1767-08-10, de George Keate à Voltaire [François Marie Arouet].

Dear Sir,

The life of Man is half made up of contradiction! When I am in England I write to you in french, and being now where the french Tongue is spoke, I write in English.

I have been some weeks from home travelling with a Friend round part of the sea coast of England; at Dover we left our Equipage, and crossed over to France, and I have visited several parts of french Flanders, and intend seeing all the Austrian Netherlands.

At this Season of the year Flanders affords a thousand beautiful scenes to a Traveller, but nothing has more prompted me to this Expedition than the Desire of renewing my Acquaintance with the paintings of Rubens and Vandyke, which I saw when I was extremely young, but could not revisit in my Return from Geneva, on account of the french Army.

I am not without hopes of getting next Summer farther into France. It would give me the highest satisfaction to have an Opportunity of seeing once more my kind Friend at Ferney, and of renewing some of those agreeable Hours I have formerly enjoyed in your society.
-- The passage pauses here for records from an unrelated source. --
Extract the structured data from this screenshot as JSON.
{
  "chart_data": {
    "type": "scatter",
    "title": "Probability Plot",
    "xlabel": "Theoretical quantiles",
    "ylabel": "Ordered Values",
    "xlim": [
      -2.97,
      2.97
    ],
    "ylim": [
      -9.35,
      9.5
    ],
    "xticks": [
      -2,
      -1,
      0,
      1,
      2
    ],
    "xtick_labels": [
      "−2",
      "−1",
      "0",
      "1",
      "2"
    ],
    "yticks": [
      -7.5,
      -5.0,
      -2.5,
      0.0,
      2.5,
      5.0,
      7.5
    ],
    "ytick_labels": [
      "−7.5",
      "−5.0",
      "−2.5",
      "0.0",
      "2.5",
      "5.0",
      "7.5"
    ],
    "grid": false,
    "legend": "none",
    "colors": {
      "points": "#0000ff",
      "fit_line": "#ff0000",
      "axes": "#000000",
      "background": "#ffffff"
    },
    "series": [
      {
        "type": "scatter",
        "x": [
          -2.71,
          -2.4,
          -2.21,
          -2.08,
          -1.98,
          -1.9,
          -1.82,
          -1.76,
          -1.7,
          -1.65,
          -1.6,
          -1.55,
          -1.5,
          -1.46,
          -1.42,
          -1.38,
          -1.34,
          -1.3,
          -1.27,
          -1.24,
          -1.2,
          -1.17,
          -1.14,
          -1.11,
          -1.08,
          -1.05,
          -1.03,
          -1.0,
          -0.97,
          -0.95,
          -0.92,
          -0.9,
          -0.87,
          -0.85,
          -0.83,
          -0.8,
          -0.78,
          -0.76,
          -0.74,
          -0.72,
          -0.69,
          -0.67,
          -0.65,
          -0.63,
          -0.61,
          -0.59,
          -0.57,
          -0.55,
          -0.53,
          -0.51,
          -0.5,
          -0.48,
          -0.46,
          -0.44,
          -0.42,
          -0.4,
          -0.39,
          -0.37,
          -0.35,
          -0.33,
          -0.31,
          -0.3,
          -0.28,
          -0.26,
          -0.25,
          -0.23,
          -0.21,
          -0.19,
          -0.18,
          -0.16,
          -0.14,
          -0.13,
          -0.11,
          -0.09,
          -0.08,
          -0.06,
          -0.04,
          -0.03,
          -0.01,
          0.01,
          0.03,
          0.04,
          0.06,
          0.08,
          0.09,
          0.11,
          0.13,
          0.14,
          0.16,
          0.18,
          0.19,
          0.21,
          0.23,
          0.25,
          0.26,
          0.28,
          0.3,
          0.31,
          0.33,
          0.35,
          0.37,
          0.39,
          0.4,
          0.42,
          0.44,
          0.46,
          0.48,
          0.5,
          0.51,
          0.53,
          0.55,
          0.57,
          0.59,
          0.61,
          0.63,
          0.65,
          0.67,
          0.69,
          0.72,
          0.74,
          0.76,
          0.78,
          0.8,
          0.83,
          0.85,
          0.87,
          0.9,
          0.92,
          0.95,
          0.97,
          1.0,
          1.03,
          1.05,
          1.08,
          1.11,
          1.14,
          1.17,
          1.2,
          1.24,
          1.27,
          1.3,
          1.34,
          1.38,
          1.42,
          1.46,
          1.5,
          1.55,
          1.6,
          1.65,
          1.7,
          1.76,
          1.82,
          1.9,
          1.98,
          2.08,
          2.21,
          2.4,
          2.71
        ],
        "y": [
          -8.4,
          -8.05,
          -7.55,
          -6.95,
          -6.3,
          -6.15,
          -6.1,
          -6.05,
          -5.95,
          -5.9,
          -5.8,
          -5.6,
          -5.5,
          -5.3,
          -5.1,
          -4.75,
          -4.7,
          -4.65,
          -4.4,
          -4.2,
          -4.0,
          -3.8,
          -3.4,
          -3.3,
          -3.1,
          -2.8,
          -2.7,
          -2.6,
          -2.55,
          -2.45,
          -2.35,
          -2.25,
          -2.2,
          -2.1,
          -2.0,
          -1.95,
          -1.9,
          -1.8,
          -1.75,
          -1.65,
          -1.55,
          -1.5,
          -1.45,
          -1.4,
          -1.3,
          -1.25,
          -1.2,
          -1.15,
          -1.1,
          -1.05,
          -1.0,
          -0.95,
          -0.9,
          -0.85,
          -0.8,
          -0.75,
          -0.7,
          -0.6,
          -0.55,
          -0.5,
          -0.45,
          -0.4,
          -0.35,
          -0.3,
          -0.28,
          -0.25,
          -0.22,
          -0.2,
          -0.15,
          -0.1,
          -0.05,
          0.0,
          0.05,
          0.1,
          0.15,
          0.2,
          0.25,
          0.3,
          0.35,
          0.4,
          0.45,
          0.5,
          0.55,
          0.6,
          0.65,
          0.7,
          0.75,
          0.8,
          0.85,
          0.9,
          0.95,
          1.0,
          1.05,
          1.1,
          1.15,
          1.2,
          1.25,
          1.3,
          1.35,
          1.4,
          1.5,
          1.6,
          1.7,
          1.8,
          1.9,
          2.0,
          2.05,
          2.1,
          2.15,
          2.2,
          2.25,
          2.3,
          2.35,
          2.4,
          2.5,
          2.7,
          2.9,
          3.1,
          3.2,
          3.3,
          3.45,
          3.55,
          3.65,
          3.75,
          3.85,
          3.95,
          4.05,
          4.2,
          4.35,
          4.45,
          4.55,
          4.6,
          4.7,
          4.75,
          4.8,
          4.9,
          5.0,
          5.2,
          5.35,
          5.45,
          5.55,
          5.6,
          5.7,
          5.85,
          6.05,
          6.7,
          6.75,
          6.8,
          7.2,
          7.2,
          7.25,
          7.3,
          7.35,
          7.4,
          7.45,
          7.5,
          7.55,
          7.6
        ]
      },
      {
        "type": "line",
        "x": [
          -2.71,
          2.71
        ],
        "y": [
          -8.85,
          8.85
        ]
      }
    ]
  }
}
While I stayed at St Omar I had the pleasure of seeing your last new Tragedy Les Scythes, well represented. I admire it much; you have laid your scene in a new world unknown to the Daughters of Parnassus. — I was much pleased also with your Preface. — But

Why talk of Age? — the same bright Fire
Breaths still in ev'ry Line,
The Muses still as much inspire,
Thy Arts as strongly shine.
True Genius, like the Orb of Day
Time's Hand can never tame;
The Form it dwells in may decay,
Its Blaze remains the same.

And long absent may this period be in you! — While this is the Ardent Wish of Friendship, it must also be the wish of every Individual to whom the Cause of Litterature is clear, A Cause you have for so long a series of years so gloriously protected, by rooting up all the weeds of false Taste, and embellishing with the fairest Flowers the Garden of the Arts.

I hope you will give me news of your welfare before it is long, and believe me to remain my dear sir

Yr affectionate and obliged Friend

G. Keate

P. S. I shall be returned to London in a month.